A las nueve, hora de Londres, McCready tomó asiento a la mesa de la sala de conferencias de
Century House
, situada en la penúltima planta, es decir; debajo del despacho del Jefe. Claudia Stuart, sentada frente a él, le miraba con aire de reproche. Chris Appleyard, que había volado a Londres para escoltar personalmente el manual de guerra soviético en su viaje de regreso a Langley, fumaba y contemplaba el techo. Su actitud parecía decir:
«Éste
es un asunto
Limey
. Quien meta la pata, que la saque.» Timothy Edwards estaba sentado a la cabecera de la mesa, como una especie de árbitro. Sólo había un orden del día tácito: evaluación de daños. La disminución de los daños, si había alguna, vendría después. No hacía falta informar a nadie de lo sucedido; todos habían leído ya el expediente
con
los mensajes interceptados y los análisis de la situación.

—Pues bien —dijo Edwards—, todo parece indicar que tu hombre, el
Duendecillo
, se ha desmoronado y ha hecho fracasar la misión. Vamos a ver si hay algo que podamos salvar de todo este lío…

—¿Por qué demonios lo enviaste, Sam? —preguntó Claudia, exasperada.

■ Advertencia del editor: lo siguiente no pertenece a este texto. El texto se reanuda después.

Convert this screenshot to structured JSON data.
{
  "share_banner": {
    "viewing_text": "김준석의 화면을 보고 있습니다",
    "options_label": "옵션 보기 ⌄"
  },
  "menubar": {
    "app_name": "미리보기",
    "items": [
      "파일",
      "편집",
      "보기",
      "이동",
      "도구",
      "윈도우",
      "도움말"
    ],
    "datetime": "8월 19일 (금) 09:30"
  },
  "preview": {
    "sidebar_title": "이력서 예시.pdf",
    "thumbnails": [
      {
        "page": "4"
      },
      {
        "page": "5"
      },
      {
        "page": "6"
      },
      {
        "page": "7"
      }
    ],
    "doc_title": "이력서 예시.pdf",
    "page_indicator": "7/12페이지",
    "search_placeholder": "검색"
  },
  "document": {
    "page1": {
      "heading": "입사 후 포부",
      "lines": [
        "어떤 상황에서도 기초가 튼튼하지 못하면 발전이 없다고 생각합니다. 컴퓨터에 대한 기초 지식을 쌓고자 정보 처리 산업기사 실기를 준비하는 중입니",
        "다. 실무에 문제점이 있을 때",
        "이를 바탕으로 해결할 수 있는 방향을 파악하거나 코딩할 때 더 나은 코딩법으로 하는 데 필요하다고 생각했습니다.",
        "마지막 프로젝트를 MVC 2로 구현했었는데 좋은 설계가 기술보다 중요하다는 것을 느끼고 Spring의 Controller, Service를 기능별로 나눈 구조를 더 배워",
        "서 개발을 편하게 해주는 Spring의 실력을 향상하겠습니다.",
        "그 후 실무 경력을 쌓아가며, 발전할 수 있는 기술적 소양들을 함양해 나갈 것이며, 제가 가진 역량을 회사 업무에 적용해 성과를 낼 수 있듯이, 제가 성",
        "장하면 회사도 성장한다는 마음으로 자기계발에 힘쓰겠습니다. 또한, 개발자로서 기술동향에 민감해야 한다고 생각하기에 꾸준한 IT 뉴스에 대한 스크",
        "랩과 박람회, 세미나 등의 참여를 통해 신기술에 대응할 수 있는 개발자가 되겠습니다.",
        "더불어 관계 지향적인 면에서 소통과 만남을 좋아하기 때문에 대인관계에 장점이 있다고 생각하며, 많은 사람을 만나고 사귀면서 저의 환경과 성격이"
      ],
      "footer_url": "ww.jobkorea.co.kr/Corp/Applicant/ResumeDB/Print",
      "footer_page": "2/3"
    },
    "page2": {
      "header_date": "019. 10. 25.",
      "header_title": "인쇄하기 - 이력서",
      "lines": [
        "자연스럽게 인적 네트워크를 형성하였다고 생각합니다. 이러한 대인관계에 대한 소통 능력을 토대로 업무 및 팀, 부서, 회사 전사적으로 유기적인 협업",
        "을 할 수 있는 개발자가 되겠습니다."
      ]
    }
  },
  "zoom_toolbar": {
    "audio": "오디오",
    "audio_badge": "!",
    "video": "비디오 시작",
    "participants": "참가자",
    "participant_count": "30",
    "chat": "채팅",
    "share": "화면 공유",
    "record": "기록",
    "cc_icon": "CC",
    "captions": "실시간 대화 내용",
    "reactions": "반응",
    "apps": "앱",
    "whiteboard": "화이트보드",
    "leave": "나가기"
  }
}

—Pues porque queríais que se realizase una misión —dijo McCready—. Porque vosotros mismos no podíais llevarla a cabo. Porque era una misión planeada de la noche a la mañana. Porque yo no podía ir. Porque Pankratin insistía en que fuese yo personalmente. Porque el
Duendecillo
era el único sustituto aceptable. Porque él aceptó hacerlo.

—Sin embargo, ahora se descubre que al parecer —dijo Appleyard, arrastrando con lentitud las palabras— acababa de asesinar a su amante prostituta y que estaba casi completamente agotado. ¿No advertiste nada?

—No. Parecía nervioso, pero controlado. El nerviosismo es algo normal…, hasta un cierto punto. Nada me contó de sus problemas personales, y yo no soy clarividente.

—Lo peor del caso es que ha visto a Pankratin —dijo Claudia—. Cuando los de la
Stasi
le cojan en sus manos y le «trabajen», hablará. Habremos perdido a Pankratin y sabe Dios cuántos daños más acarrearán los interrogatorios a los que le sometan en la Lubianka.